Not that it should make any real difference, but the standard-issue “they’re Muslims and we are the enlightened West” chauvinistic rationalism doesn’t quite apply. When referring to Arabs, we should understand that the term also includes Christians. As a matter of fact, the Catholic Church just produced a study that found that the Israeli-Palestinian conflict is a key factor in the diminishing presence of Christians in the Middle East. A large chunk of Palestinian Christians have left and those who have remained suffer the same fate as their Muslim compatriots. (Arab Christians are also important minorities in Egypt, Lebanon, Syria, Jordan, and in Iraq until the fall of the Sadam Hussein – ironically, a collateral effect of the U.S. invasion of Iraq was to topple one of the only secular governments in the Middle East with an important Christian political class in government.) The study also made reference to the fundamentalist (and principally American Protestant) Christian belief in the Rapture — that frighteningly quirky belief that Israel must be first cleansed of all non Jews in order to prepare for Jesus’ second coming.

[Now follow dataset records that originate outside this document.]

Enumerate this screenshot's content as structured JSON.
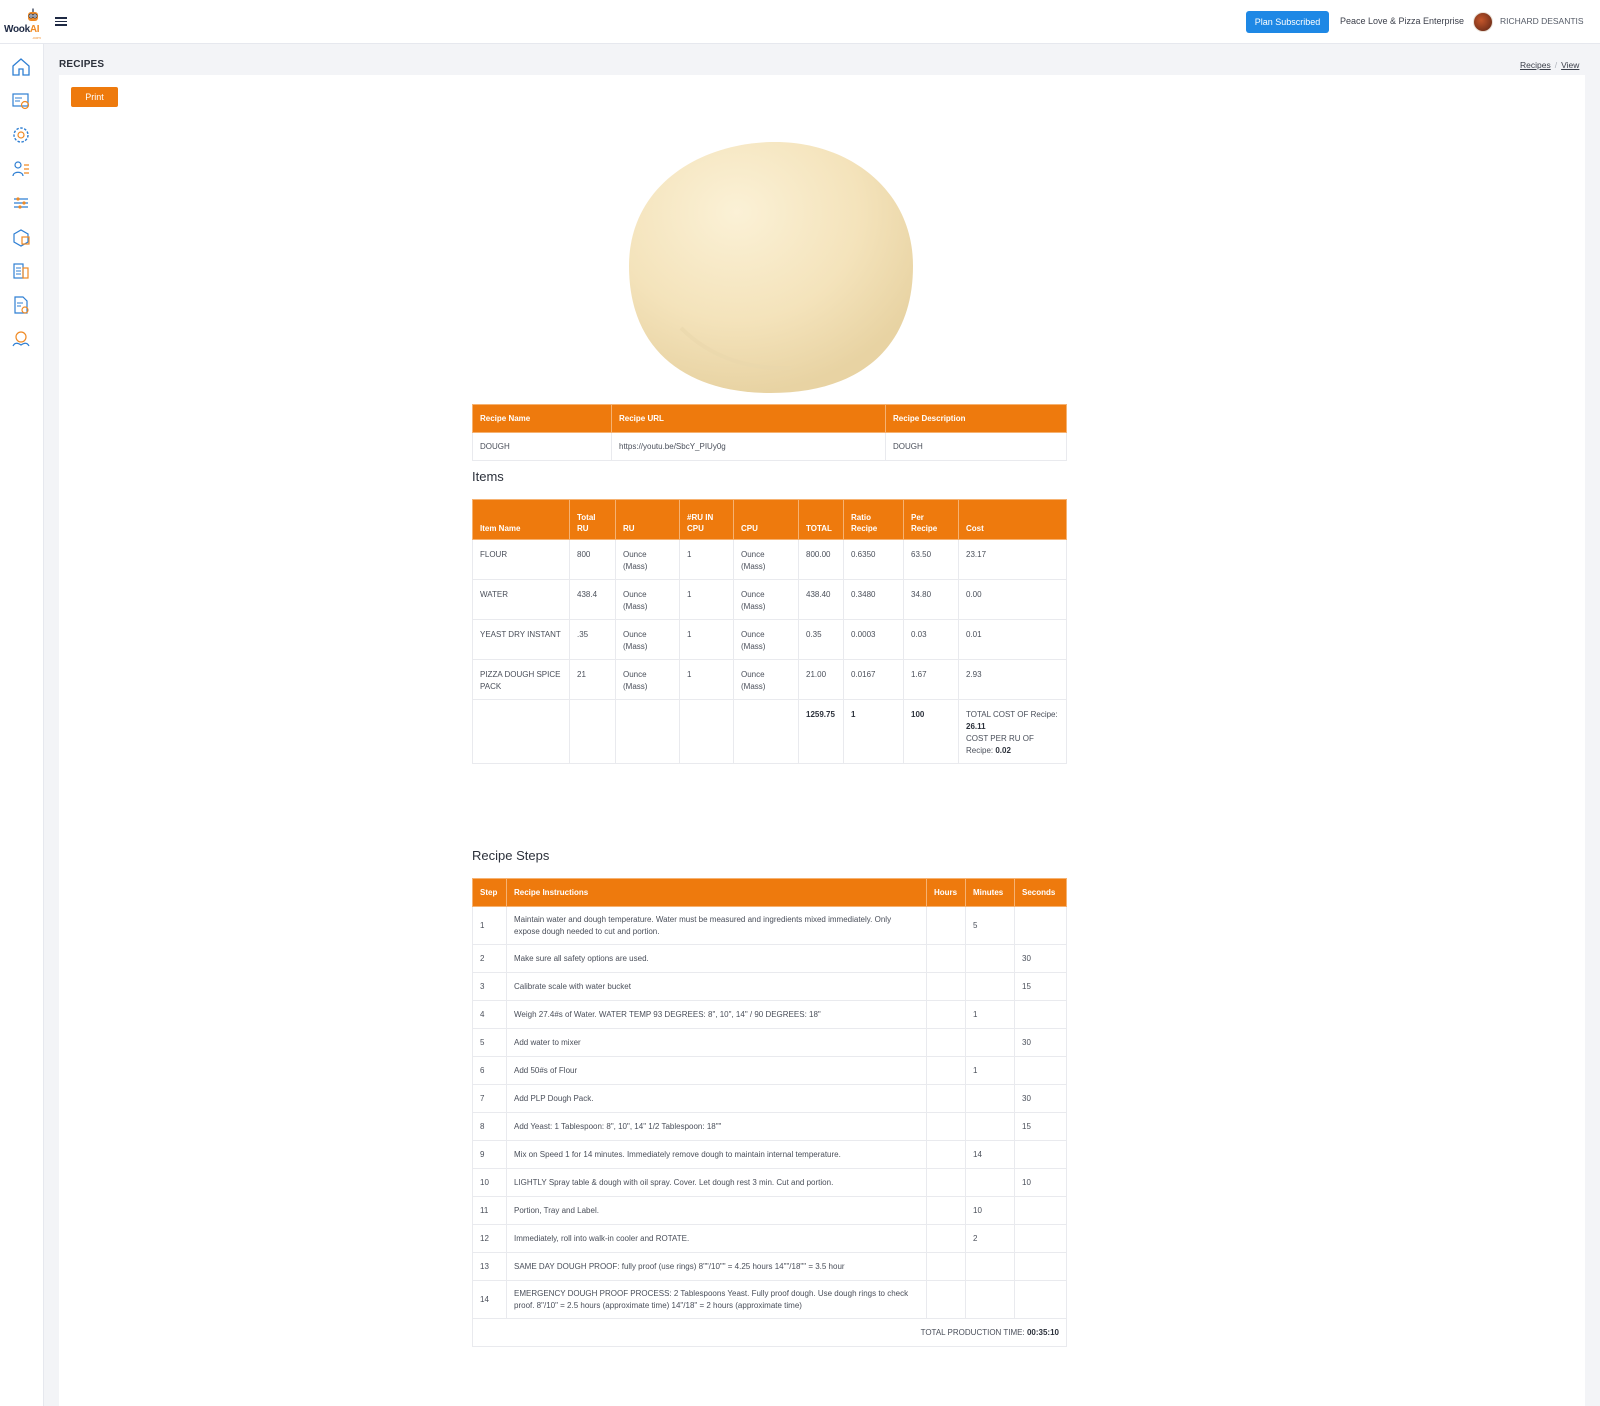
{
  "header": {
    "logo_text": "Wook",
    "logo_accent": "AI",
    "logo_sub": ".com",
    "plan_button": "Plan Subscribed",
    "company": "Peace Love & Pizza Enterprise",
    "user_name": "RICHARD DESANTIS",
    "caret": "⌄"
  },
  "page": {
    "title": "RECIPES",
    "breadcrumb": {
      "recipes": "Recipes",
      "sep": "/",
      "view": "View"
    },
    "print_button": "Print"
  },
  "recipe": {
    "headers": {
      "name": "Recipe Name",
      "url": "Recipe URL",
      "description": "Recipe Description"
    },
    "name": "DOUGH",
    "url": "https://youtu.be/SbcY_PIUy0g",
    "description": "DOUGH"
  },
  "items": {
    "title": "Items",
    "headers": {
      "item_name": "Item Name",
      "total_ru": "Total RU",
      "ru": "RU",
      "ru_in_cpu": "#RU IN CPU",
      "cpu": "CPU",
      "total": "TOTAL",
      "ratio": "Ratio Recipe",
      "per_recipe": "Per Recipe",
      "cost": "Cost"
    },
    "rows": [
      {
        "name": "FLOUR",
        "total_ru": "800",
        "ru": "Ounce (Mass)",
        "ru_in_cpu": "1",
        "cpu": "Ounce (Mass)",
        "total": "800.00",
        "ratio": "0.6350",
        "per_recipe": "63.50",
        "cost": "23.17"
      },
      {
        "name": "WATER",
        "total_ru": "438.4",
        "ru": "Ounce (Mass)",
        "ru_in_cpu": "1",
        "cpu": "Ounce (Mass)",
        "total": "438.40",
        "ratio": "0.3480",
        "per_recipe": "34.80",
        "cost": "0.00"
      },
      {
        "name": "YEAST DRY INSTANT",
        "total_ru": ".35",
        "ru": "Ounce (Mass)",
        "ru_in_cpu": "1",
        "cpu": "Ounce (Mass)",
        "total": "0.35",
        "ratio": "0.0003",
        "per_recipe": "0.03",
        "cost": "0.01"
      },
      {
        "name": "PIZZA DOUGH SPICE PACK",
        "total_ru": "21",
        "ru": "Ounce (Mass)",
        "ru_in_cpu": "1",
        "cpu": "Ounce (Mass)",
        "total": "21.00",
        "ratio": "0.0167",
        "per_recipe": "1.67",
        "cost": "2.93"
      }
    ],
    "totals": {
      "total": "1259.75",
      "ratio": "1",
      "per_recipe": "100",
      "cost_label": "TOTAL COST OF Recipe:",
      "cost_value": "26.11",
      "per_ru_label": "COST PER RU OF Recipe:",
      "per_ru_value": "0.02"
    }
  },
  "steps": {
    "title": "Recipe Steps",
    "headers": {
      "step": "Step",
      "instructions": "Recipe Instructions",
      "hours": "Hours",
      "minutes": "Minutes",
      "seconds": "Seconds"
    },
    "rows": [
      {
        "step": "1",
        "text": "Maintain water and dough temperature. Water must be measured and ingredients mixed immediately. Only expose dough needed to cut and portion.",
        "hours": "",
        "minutes": "5",
        "seconds": ""
      },
      {
        "step": "2",
        "text": "Make sure all safety options are used.",
        "hours": "",
        "minutes": "",
        "seconds": "30"
      },
      {
        "step": "3",
        "text": "Calibrate scale with water bucket",
        "hours": "",
        "minutes": "",
        "seconds": "15"
      },
      {
        "step": "4",
        "text": "Weigh 27.4#s of Water. WATER TEMP 93 DEGREES: 8\", 10\", 14\" / 90 DEGREES: 18\"",
        "hours": "",
        "minutes": "1",
        "seconds": ""
      },
      {
        "step": "5",
        "text": "Add water to mixer",
        "hours": "",
        "minutes": "",
        "seconds": "30"
      },
      {
        "step": "6",
        "text": "Add 50#s of Flour",
        "hours": "",
        "minutes": "1",
        "seconds": ""
      },
      {
        "step": "7",
        "text": "Add PLP Dough Pack.",
        "hours": "",
        "minutes": "",
        "seconds": "30"
      },
      {
        "step": "8",
        "text": "Add Yeast: 1 Tablespoon: 8\", 10\", 14\" 1/2 Tablespoon: 18\"\"",
        "hours": "",
        "minutes": "",
        "seconds": "15"
      },
      {
        "step": "9",
        "text": "Mix on Speed 1 for 14 minutes. Immediately remove dough to maintain internal temperature.",
        "hours": "",
        "minutes": "14",
        "seconds": ""
      },
      {
        "step": "10",
        "text": "LIGHTLY Spray table & dough with oil spray. Cover. Let dough rest 3 min. Cut and portion.",
        "hours": "",
        "minutes": "",
        "seconds": "10"
      },
      {
        "step": "11",
        "text": "Portion, Tray and Label.",
        "hours": "",
        "minutes": "10",
        "seconds": ""
      },
      {
        "step": "12",
        "text": "Immediately, roll into walk-in cooler and ROTATE.",
        "hours": "",
        "minutes": "2",
        "seconds": ""
      },
      {
        "step": "13",
        "text": "SAME DAY DOUGH PROOF: fully proof (use rings) 8\"\"/10\"\" = 4.25 hours 14\"\"/18\"\" = 3.5 hour",
        "hours": "",
        "minutes": "",
        "seconds": ""
      },
      {
        "step": "14",
        "text": "EMERGENCY DOUGH PROOF PROCESS: 2 Tablespoons Yeast. Fully proof dough. Use dough rings to check proof. 8\"/10\" = 2.5 hours (approximate time) 14\"/18\" = 2 hours (approximate time)",
        "hours": "",
        "minutes": "",
        "seconds": ""
      }
    ],
    "total_label": "TOTAL PRODUCTION TIME:",
    "total_value": "00:35:10"
  },
  "colors": {
    "accent": "#ee7a0d",
    "primary": "#1e88e5",
    "icon_blue": "#2f7fd3",
    "icon_orange": "#f08a24"
  }
}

So recognizing the obvious – that Israel’s existence is a given while that of the Palestinians is precarious — and taking into account the ongoing, unrepentant settlements and that Gaza is a virtual prison of 1.5 million people comparable in modern times perhaps only to Soweto, there is one question the righteous should be asking: do the Palestinians have a right to exist?
I think that answering that question in the affirmative and with conviction would resolve much of the problem, including defusing the raison d’être, demagoguery, and feigned outrage of many of the Region’s biggest instigators.